Moderna's COVID-19 vaccine to go into final-stage trials in July
Moderna Therapeutics has announced that its COVID-19 vaccine is set to go into the third and final stage of clinical human trials. The American biotech company, touted as the frontrunner in the race for developing a vaccine for the deadly disease, says it has made all the arrangements as required by the FDA and will start the study next month. Here's more about it.
In a recent announcement, Modern said it has finalized the protocol for the Phase-3 study, which will see the vaccine candidate, mRNA-1273, being administered on as many as 30,000 individuals in the US. It will be a randomized, placebo-controlled trial that will establish whether the vaccine can entirely prevent COVID-19 infection or prevent the development of its symptoms and severe cases of the disease.

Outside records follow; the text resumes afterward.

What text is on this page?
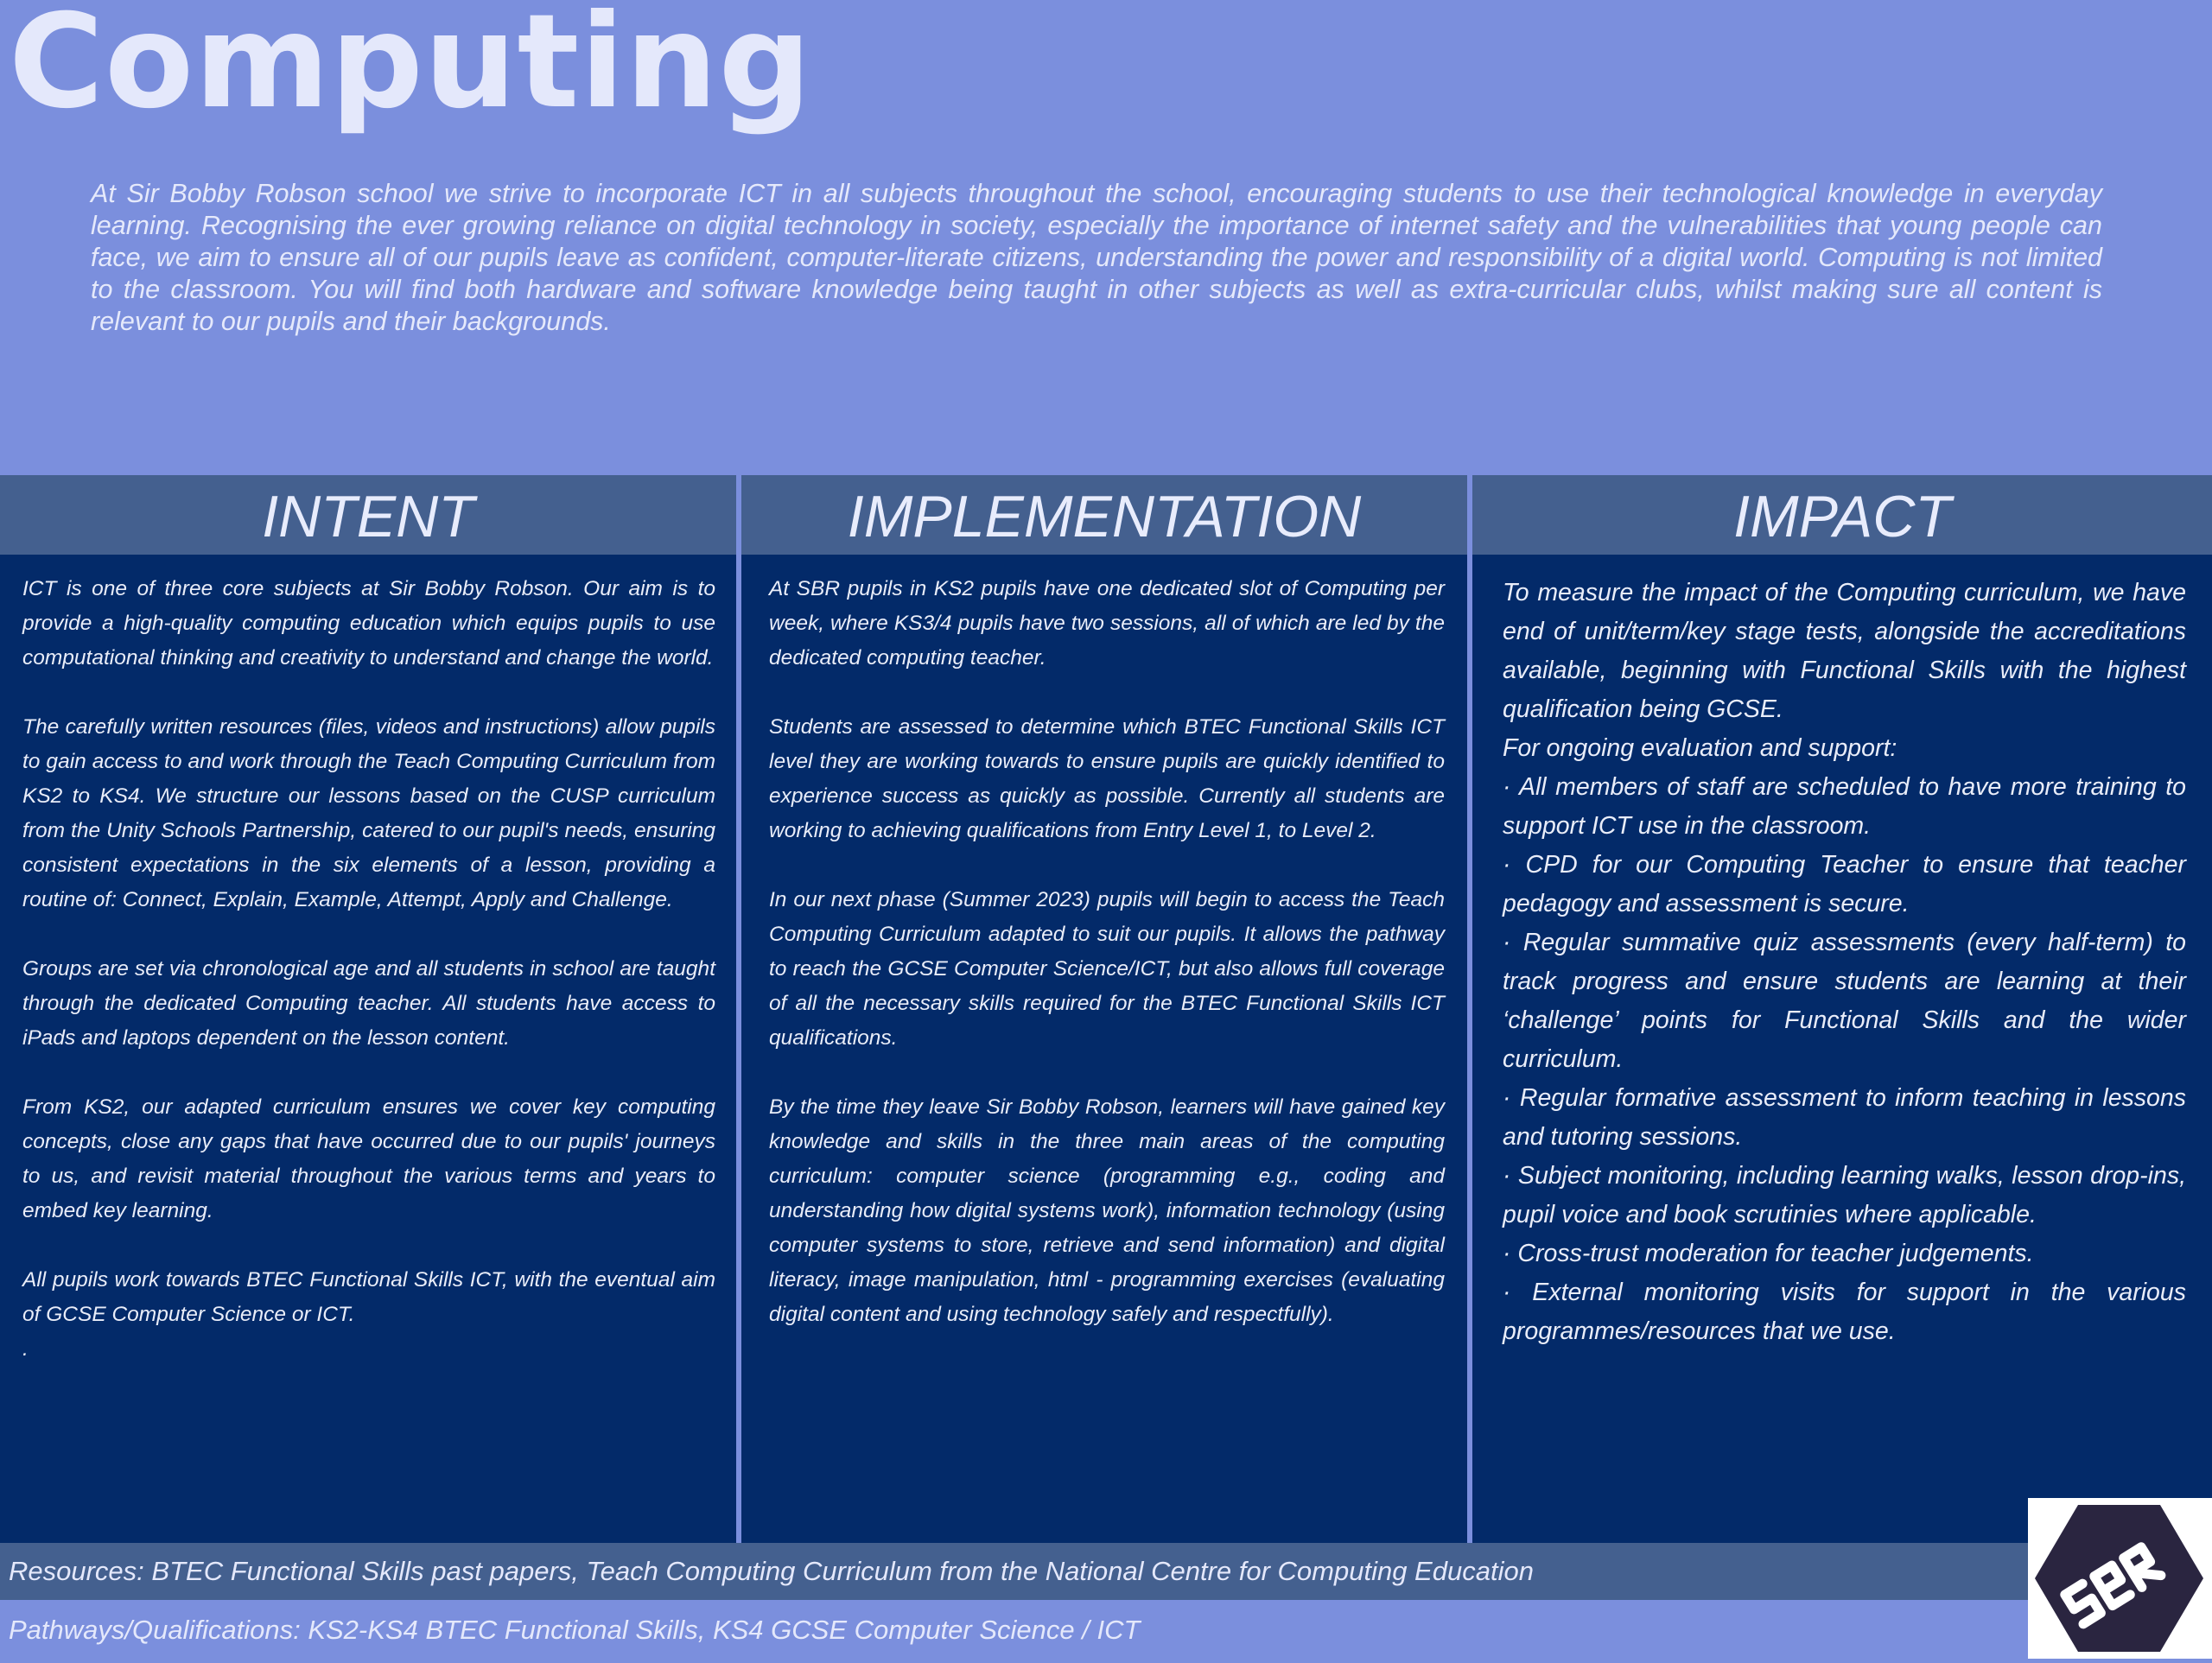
Computing
At Sir Bobby Robson school we strive to incorporate ICT in all subjects throughout the school, encouraging students to use their technological knowledge in everyday learning. Recognising the ever growing reliance on digital technology in society, especially the importance of internet safety and the vulnerabilities that young people can face, we aim to ensure all of our pupils leave as confident, computer-literate citizens, understanding the power and responsibility of a digital world. Computing is not limited to the classroom. You will find both hardware and software knowledge being taught in other subjects as well as extra-curricular clubs, whilst making sure all content is relevant to our pupils and their backgrounds.
INTENT
ICT is one of three core subjects at Sir Bobby Robson. Our aim is to provide a high-quality computing education which equips pupils to use computational thinking and creativity to understand and change the world.

The carefully written resources (files, videos and instructions) allow pupils to gain access to and work through the Teach Computing Curriculum from KS2 to KS4. We structure our lessons based on the CUSP curriculum from the Unity Schools Partnership, catered to our pupil's needs, ensuring consistent expectations in the six elements of a lesson, providing a routine of: Connect, Explain, Example, Attempt, Apply and Challenge.

Groups are set via chronological age and all students in school are taught through the dedicated Computing teacher. All students have access to iPads and laptops dependent on the lesson content.

From KS2, our adapted curriculum ensures we cover key computing concepts, close any gaps that have occurred due to our pupils' journeys to us, and revisit material throughout the various terms and years to embed key learning.

All pupils work towards BTEC Functional Skills ICT, with the eventual aim of GCSE Computer Science or ICT.
.
IMPLEMENTATION
At SBR pupils in KS2 pupils have one dedicated slot of Computing per week, where KS3/4 pupils have two sessions, all of which are led by the dedicated computing teacher.

Students are assessed to determine which BTEC Functional Skills ICT level they are working towards to ensure pupils are quickly identified to experience success as quickly as possible. Currently all students are working to achieving qualifications from Entry Level 1, to Level 2.

In our next phase (Summer 2023) pupils will begin to access the Teach Computing Curriculum adapted to suit our pupils. It allows the pathway to reach the GCSE Computer Science/ICT, but also allows full coverage of all the necessary skills required for the BTEC Functional Skills ICT qualifications.

By the time they leave Sir Bobby Robson, learners will have gained key knowledge and skills in the three main areas of the computing curriculum: computer science (programming e.g., coding and understanding how digital systems work), information technology (using computer systems to store, retrieve and send information) and digital literacy, image manipulation, html - programming exercises (evaluating digital content and using technology safely and respectfully).
IMPACT
To measure the impact of the Computing curriculum, we have end of unit/term/key stage tests, alongside the accreditations available, beginning with Functional Skills with the highest qualification being GCSE.
For ongoing evaluation and support:
· All members of staff are scheduled to have more training to support ICT use in the classroom.
· CPD for our Computing Teacher to ensure that teacher pedagogy and assessment is secure.
· Regular summative quiz assessments (every half-term) to track progress and ensure students are learning at their ‘challenge’ points for Functional Skills and the wider curriculum.
· Regular formative assessment to inform teaching in lessons and tutoring sessions.
· Subject monitoring, including learning walks, lesson drop-ins, pupil voice and book scrutinies where applicable.
· Cross-trust moderation for teacher judgements.
· External monitoring visits for support in the various programmes/resources that we use.
Resources: BTEC Functional Skills past papers, Teach Computing Curriculum from the National Centre for Computing Education
Pathways/Qualifications: KS2-KS4 BTEC Functional Skills, KS4 GCSE Computer Science / ICT
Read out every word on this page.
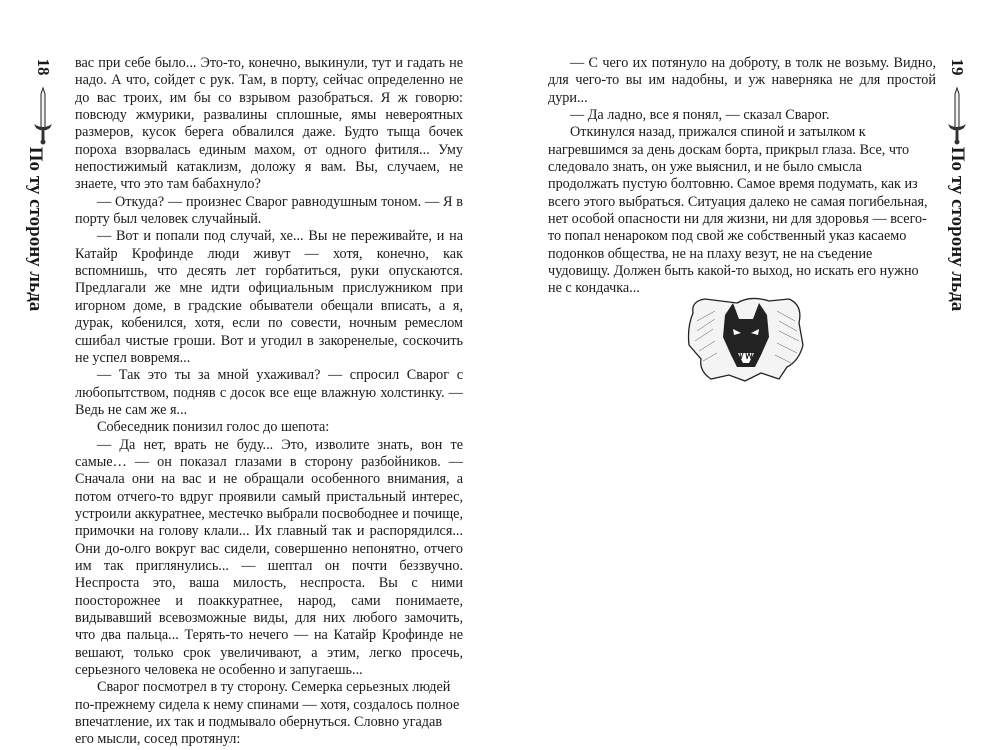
18
По ту сторону льда

вас при себе было... Это-то, конечно, выкинули, тут и гадать не надо. А что, сойдет с рук. Там, в порту, сейчас определенно не до вас троих, им бы со взрывом разобраться. Я ж говорю: повсюду жмурики, развалины сплошные, ямы невероятных размеров, кусок берега обвалился даже. Будто тыща бочек пороха взорвалась единым махом, от одного фитиля... Уму непостижимый катаклизм, доложу я вам. Вы, случаем, не знаете, что это там бабахнуло?

— Откуда? — произнес Сварог равнодушным тоном. — Я в порту был человек случайный.

— Вот и попали под случай, хе... Вы не переживайте, и на Катайр Крофинде люди живут — хотя, конечно, как вспомнишь, что десять лет горбатиться, руки опускаются. Предлагали же мне идти официальным прислужником при игорном доме, в градские обыватели обещали вписать, а я, дурак, кобенился, хотя, если по совести, ночным ремеслом сшибал чистые гроши. Вот и угодил в закоренелые, соскочить не успел вовремя...

— Так это ты за мной ухаживал? — спросил Сварог с любопытством, подняв с досок все еще влажную холстинку. — Ведь не сам же я...

Собеседник понизил голос до шепота:

— Да нет, врать не буду... Это, изволите знать, вон те самые… — он показал глазами в сторону разбойников. — Сначала они на вас и не обращали особенного внимания, а потом отчего-то вдруг проявили самый пристальный интерес, устроили аккуратнее, местечко выбрали посвободнее и почище, примочки на голову клали... Их главный так и распорядился... Они до-олго вокруг вас сидели, совершенно непонятно, отчего им так приглянулись... — шептал он почти беззвучно. Неспроста это, ваша милость, неспроста. Вы с ними поосторожнее и поаккуратнее, народ, сами понимаете, видывавший всевозможные виды, для них любого замочить, что два пальца... Терять-то нечего — на Катайр Крофинде не вешают, только срок увеличивают, а этим, легко просечь, серьезного человека не особенно и запугаешь...

Сварог посмотрел в ту сторону. Семерка серьезных людей по-прежнему сидела к нему спинами — хотя, создалось полное впечатление, их так и подмывало обернуться. Словно угадав его мысли, сосед протянул:

— С чего их потянуло на доброту, в толк не возьму. Видно, для чего-то вы им надобны, и уж наверняка не для простой дури...

— Да ладно, все я понял, — сказал Сварог.

Откинулся назад, прижался спиной и затылком к нагревшимся за день доскам борта, прикрыл глаза. Все, что следовало знать, он уже выяснил, и не было смысла продолжать пустую болтовню. Самое время подумать, как из всего этого выбраться. Ситуация далеко не самая погибельная, нет особой опасности ни для жизни, ни для здоровья — всего-то попал ненароком под свой же собственный указ касаемо подонков общества, не на плаху везут, не на съедение чудовищу. Должен быть какой-то выход, но искать его нужно не с кондачка...

19
По ту сторону льда
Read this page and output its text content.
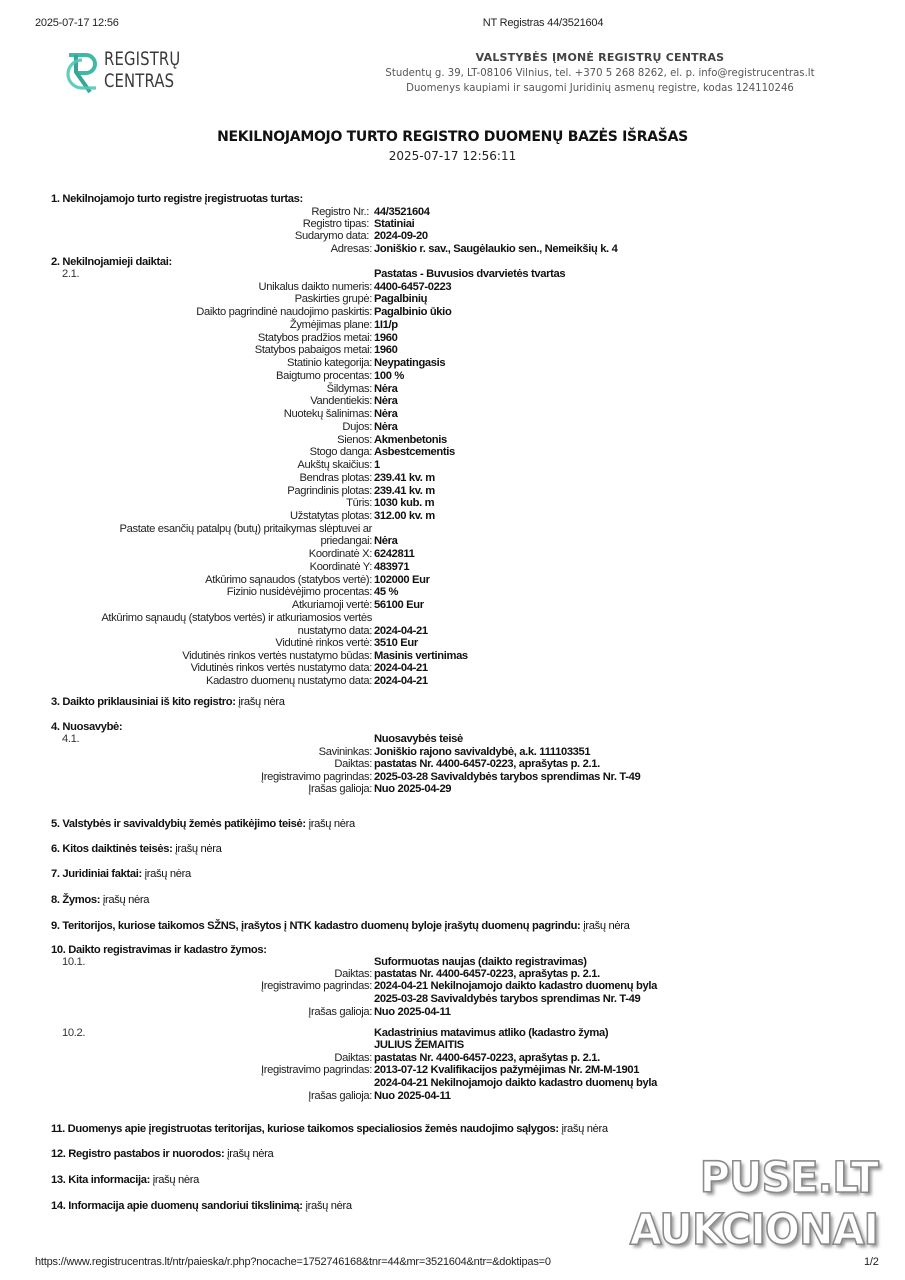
2025-07-17 12:56	NT Registras 44/3521604
REGISTRŲ
CENTRAS
VALSTYBĖS ĮMONĖ REGISTRŲ CENTRAS
Studentų g. 39, LT-08106 Vilnius, tel. +370 5 268 8262, el. p. info@registrucentras.lt
Duomenys kaupiami ir saugomi Juridinių asmenų registre, kodas 124110246
NEKILNOJAMOJO TURTO REGISTRO DUOMENŲ BAZĖS IŠRAŠAS
2025-07-17 12:56:11
1. Nekilnojamojo turto registre įregistruotas turtas:
Registro Nr.: 44/3521604
Registro tipas: Statiniai
Sudarymo data: 2024-09-20
Adresas: Joniškio r. sav., Saugėlaukio sen., Nemeikšių k. 4
2. Nekilnojamieji daiktai:
2.1.	Pastatas - Buvusios dvarvietės tvartas
Unikalus daikto numeris: 4400-6457-0223
Paskirties grupė: Pagalbinių
Daikto pagrindinė naudojimo paskirtis: Pagalbinio ūkio
Žymėjimas plane: 1I1/p
Statybos pradžios metai: 1960
Statybos pabaigos metai: 1960
Statinio kategorija: Neypatingasis
Baigtumo procentas: 100 %
Šildymas: Nėra
Vandentiekis: Nėra
Nuotekų šalinimas: Nėra
Dujos: Nėra
Sienos: Akmenbetonis
Stogo danga: Asbestcementis
Aukštų skaičius: 1
Bendras plotas: 239.41 kv. m
Pagrindinis plotas: 239.41 kv. m
Tūris: 1030 kub. m
Užstatytas plotas: 312.00 kv. m
Pastate esančių patalpų (butų) pritaikymas slėptuvei ar
priedangai: Nėra
Koordinatė X: 6242811
Koordinatė Y: 483971
Atkūrimo sąnaudos (statybos vertė): 102000 Eur
Fizinio nusidėvėjimo procentas: 45 %
Atkuriamoji vertė: 56100 Eur
Atkūrimo sąnaudų (statybos vertės) ir atkuriamosios vertės
nustatymo data: 2024-04-21
Vidutinė rinkos vertė: 3510 Eur
Vidutinės rinkos vertės nustatymo būdas: Masinis vertinimas
Vidutinės rinkos vertės nustatymo data: 2024-04-21
Kadastro duomenų nustatymo data: 2024-04-21
3. Daikto priklausiniai iš kito registro: įrašų nėra
4. Nuosavybė:
4.1.	Nuosavybės teisė
Savininkas: Joniškio rajono savivaldybė, a.k. 111103351
Daiktas: pastatas Nr. 4400-6457-0223, aprašytas p. 2.1.
Įregistravimo pagrindas: 2025-03-28 Savivaldybės tarybos sprendimas Nr. T-49
Įrašas galioja: Nuo 2025-04-29
5. Valstybės ir savivaldybių žemės patikėjimo teisė: įrašų nėra
6. Kitos daiktinės teisės: įrašų nėra
7. Juridiniai faktai: įrašų nėra
8. Žymos: įrašų nėra
9. Teritorijos, kuriose taikomos SŽNS, įrašytos į NTK kadastro duomenų byloje įrašytų duomenų pagrindu: įrašų nėra
10. Daikto registravimas ir kadastro žymos:
10.1.	Suformuotas naujas (daikto registravimas)
Daiktas: pastatas Nr. 4400-6457-0223, aprašytas p. 2.1.
Įregistravimo pagrindas: 2024-04-21 Nekilnojamojo daikto kadastro duomenų byla
2025-03-28 Savivaldybės tarybos sprendimas Nr. T-49
Įrašas galioja: Nuo 2025-04-11
10.2.	Kadastrinius matavimus atliko (kadastro žyma)
JULIUS ŽEMAITIS
Daiktas: pastatas Nr. 4400-6457-0223, aprašytas p. 2.1.
Įregistravimo pagrindas: 2013-07-12 Kvalifikacijos pažymėjimas Nr. 2M-M-1901
2024-04-21 Nekilnojamojo daikto kadastro duomenų byla
Įrašas galioja: Nuo 2025-04-11
11. Duomenys apie įregistruotas teritorijas, kuriose taikomos specialiosios žemės naudojimo sąlygos: įrašų nėra
12. Registro pastabos ir nuorodos: įrašų nėra
13. Kita informacija: įrašų nėra
14. Informacija apie duomenų sandoriui tikslinimą: įrašų nėra
PUSE.LT
AUKCIONAI
https://www.registrucentras.lt/ntr/paieska/r.php?nocache=1752746168&tnr=44&mr=3521604&ntr=&doktipas=0	1/2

The company says it will administer 100 microgram dose of the experimental vaccine for maximum immune response and minimum adverse effects in the Phase-3 trial. It has manufactured sufficient doses to start the Phase-3 study and is working with Swiss drugmaker Lonza to scale up capacity and deliver 500 million to 1 billion doses per year, starting in 2021 (considering it gets approved).
"We look forward to beginning Phase-3 study of mRNA-1273...in July," said Moderna's Chief Medical Officer Tal Zaks. "Moderna is committed to advancing the clinical development of mRNA-1273 as safely and quickly as possible to demonstrate our vaccine's ability to significantly reduce the risk of COVID-19."
That said, it must be noted that the beginning of the Phase-3 trial will directly depend on the FDA's nod, which will be given in accordance with the results of the Phase-2 trial. The second phase is currently progressing, with as many as 350 of the targeted 600 participants already being enrolled for the study.
In Phase-1 trial, the vaccine candidate produced detectable antibodies (immune response) in all the volunteers, with a dose-dependent increment in immunogenicity. The participants who got the 25 microgram shot generated antibodies at levels seen in the blood of recovered COVID-19 patients, while the 100 microgram group had antibodies that "significantly exceeded levels" seen in recovered cases, which explains why the company took this dose.